The Death on the High Seas Act was passed by Congress in 1920 as a way for families to receive damages for seamen killed in international waters. The initial law limited damages to spouses, children and dependent family members of the deceased seaman. The act has been amended over the years and now encompasses spouses, children, parents and dependent family members.
Certain criteria must be met in order for family members to receive compensation. First, evidence must be present to indicate that a wrongful death is a direct result from negligence. Next, the maritime accident must occur 3 or more miles beyond United States shores. This includes shores of any United States state, territory, dependency or the District of Columbia.
The act includes any maritime accident that results in wrongful death, such as vessel sinking, cruise-ship accidents or recreational vehicle accidents. Damages are limited to pecuniary damages. Survivors are not eligible for damages associated with loss of love and affection or loss of society.
The Death on the High Seas Act has also been amended to cover deaths that result from airline accidents occurring over open water that lies beyond a 12 nautical mile territorial limit of US coast lines. Legal cases are filed against the liable person, vessel or corporation responsible for the resulting death.
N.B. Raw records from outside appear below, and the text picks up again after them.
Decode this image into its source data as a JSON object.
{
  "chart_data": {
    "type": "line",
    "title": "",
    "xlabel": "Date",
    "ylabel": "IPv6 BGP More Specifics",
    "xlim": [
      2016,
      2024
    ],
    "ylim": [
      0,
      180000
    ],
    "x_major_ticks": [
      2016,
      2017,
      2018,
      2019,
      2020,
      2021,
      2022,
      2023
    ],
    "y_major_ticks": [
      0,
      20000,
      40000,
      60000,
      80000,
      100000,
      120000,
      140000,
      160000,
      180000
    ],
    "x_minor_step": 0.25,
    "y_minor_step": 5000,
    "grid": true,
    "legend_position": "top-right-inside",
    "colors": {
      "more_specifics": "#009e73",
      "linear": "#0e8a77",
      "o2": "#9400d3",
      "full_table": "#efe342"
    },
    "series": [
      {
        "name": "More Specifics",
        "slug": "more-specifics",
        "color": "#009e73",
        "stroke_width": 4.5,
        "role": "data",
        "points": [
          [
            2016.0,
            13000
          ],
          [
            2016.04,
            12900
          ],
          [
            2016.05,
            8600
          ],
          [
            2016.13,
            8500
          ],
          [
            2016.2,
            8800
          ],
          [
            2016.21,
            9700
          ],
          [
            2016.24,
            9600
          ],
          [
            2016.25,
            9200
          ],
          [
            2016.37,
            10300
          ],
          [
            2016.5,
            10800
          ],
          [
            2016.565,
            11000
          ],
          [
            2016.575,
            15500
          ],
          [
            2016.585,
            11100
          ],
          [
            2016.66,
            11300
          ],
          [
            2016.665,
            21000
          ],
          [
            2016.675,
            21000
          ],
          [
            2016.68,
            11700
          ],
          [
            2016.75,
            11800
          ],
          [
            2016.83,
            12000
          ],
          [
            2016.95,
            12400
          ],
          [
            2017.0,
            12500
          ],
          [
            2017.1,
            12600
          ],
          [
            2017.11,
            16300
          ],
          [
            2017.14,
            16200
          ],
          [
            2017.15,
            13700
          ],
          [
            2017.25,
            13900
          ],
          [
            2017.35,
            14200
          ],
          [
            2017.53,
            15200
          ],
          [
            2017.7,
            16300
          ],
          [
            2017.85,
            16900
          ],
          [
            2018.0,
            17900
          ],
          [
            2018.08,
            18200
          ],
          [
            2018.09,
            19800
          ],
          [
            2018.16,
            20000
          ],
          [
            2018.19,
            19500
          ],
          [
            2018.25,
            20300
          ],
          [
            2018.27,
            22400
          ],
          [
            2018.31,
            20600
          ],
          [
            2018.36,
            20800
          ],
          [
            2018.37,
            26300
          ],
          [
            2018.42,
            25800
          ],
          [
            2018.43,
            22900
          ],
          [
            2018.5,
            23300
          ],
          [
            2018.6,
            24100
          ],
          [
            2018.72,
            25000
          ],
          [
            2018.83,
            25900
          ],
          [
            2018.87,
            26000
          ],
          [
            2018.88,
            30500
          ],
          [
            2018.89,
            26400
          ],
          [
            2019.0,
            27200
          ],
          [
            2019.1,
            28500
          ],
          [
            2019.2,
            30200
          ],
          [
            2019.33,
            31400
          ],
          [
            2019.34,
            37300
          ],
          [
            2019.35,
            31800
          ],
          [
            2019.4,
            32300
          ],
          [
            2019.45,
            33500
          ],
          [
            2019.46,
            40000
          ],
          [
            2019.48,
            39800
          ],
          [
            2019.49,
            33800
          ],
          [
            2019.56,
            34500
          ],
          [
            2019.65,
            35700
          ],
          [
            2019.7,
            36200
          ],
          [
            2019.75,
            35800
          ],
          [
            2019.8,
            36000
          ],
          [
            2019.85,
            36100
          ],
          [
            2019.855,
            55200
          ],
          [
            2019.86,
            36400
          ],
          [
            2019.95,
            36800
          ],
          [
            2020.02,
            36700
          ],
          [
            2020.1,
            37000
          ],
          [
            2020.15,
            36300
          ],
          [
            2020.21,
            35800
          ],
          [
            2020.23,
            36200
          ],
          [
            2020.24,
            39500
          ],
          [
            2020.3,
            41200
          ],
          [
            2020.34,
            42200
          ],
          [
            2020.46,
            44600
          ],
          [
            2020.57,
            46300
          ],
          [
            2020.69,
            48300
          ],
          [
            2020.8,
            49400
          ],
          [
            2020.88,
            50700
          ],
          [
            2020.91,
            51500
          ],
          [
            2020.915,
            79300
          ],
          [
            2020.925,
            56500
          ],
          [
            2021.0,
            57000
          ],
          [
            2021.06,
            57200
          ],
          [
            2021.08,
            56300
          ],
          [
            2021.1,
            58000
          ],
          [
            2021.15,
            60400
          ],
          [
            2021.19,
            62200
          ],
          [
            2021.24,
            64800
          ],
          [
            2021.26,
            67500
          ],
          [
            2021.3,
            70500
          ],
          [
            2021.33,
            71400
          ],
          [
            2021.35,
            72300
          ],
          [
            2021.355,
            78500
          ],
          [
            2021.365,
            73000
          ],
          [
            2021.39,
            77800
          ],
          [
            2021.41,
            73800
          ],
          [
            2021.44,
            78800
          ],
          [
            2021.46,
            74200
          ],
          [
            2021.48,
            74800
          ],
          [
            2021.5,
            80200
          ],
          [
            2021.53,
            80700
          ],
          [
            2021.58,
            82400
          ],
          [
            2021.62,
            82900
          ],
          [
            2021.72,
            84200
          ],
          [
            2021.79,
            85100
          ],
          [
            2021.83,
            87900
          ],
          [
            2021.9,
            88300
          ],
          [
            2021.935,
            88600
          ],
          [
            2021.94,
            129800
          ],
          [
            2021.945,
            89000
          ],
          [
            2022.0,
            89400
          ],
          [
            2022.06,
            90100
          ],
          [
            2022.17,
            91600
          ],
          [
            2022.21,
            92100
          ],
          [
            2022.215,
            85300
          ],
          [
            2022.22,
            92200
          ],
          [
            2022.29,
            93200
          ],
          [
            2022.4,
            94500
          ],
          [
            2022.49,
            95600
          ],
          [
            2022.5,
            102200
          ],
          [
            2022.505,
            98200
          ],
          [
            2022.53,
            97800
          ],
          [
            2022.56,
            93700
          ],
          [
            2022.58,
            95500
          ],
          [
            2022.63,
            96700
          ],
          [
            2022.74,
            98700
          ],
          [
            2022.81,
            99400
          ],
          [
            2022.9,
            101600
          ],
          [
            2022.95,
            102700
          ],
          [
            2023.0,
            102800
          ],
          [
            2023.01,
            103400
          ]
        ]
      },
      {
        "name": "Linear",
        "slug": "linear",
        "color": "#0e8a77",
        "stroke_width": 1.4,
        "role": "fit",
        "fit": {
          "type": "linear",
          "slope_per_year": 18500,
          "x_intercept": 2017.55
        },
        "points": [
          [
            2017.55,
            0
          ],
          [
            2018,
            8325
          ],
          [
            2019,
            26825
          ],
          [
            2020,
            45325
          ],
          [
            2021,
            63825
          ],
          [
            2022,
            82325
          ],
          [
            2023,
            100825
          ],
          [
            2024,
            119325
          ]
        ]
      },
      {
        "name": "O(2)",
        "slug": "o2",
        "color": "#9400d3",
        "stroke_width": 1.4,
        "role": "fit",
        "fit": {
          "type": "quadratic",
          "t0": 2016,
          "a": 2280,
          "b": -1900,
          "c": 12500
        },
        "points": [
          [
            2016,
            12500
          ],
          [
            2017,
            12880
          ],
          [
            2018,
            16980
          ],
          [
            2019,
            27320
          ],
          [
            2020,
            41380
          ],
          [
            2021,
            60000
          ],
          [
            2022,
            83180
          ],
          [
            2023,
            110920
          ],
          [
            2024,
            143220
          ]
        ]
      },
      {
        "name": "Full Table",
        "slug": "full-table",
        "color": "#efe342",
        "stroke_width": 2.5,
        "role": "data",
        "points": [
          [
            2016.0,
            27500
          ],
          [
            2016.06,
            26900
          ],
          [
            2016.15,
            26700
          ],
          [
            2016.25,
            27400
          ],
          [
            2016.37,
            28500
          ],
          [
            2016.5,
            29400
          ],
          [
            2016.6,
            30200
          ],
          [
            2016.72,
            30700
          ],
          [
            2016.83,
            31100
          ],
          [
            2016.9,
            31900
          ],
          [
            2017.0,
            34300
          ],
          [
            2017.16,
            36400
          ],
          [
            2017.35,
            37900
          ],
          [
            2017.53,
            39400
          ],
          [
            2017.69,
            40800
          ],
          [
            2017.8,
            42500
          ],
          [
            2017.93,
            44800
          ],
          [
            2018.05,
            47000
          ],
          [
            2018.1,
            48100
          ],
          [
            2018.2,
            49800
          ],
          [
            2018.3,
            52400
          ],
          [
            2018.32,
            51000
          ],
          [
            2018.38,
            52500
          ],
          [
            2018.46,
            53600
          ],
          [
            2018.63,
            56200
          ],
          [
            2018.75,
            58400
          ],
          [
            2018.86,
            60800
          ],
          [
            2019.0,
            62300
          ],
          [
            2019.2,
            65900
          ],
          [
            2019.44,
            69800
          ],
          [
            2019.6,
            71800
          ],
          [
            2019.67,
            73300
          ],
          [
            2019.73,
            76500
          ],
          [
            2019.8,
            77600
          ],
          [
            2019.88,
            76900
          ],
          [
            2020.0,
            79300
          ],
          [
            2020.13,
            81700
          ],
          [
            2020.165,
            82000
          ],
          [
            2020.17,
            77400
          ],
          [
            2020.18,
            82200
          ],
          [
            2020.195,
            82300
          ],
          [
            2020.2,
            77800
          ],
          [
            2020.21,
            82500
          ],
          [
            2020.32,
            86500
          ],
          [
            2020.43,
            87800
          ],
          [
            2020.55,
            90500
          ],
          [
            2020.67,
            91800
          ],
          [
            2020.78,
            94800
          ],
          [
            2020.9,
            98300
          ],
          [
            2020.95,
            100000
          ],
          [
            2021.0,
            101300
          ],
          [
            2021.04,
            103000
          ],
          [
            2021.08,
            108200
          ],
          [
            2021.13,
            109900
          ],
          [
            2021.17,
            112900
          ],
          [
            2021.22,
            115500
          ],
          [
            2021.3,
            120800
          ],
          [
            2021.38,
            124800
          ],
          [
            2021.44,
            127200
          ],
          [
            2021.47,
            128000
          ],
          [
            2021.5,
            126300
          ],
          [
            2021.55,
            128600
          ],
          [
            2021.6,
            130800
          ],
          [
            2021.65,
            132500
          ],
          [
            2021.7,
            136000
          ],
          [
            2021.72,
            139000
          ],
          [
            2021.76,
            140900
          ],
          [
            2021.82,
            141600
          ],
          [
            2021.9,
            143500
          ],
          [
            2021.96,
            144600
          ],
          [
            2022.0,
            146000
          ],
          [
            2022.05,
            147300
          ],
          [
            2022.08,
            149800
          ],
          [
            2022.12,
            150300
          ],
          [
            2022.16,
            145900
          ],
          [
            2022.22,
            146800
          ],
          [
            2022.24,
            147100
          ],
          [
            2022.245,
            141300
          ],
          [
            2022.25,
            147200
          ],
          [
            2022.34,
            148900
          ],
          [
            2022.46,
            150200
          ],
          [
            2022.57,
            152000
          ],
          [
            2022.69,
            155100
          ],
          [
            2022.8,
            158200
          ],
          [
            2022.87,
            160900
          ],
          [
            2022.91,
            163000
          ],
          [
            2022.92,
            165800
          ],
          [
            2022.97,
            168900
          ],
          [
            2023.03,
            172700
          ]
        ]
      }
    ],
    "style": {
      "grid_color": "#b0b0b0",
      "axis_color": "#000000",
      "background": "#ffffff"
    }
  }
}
Maritime law offers protection for seamen, sailors, passengers, and merchant marines. There are many laws that are similar to the Death on the High Seas Act, such as the Jones Act and the Long Shore and Harbor Workers’ Compensation Act. These acts can cause confusion among people who are not well-versed in maritime law.
As a result, many relatives find it helpful to seek the services of a lawyer with extensive knowledge of maritime law. These professionals are often invaluable to family members seeking compensation for the loss of a loved one on the high seas.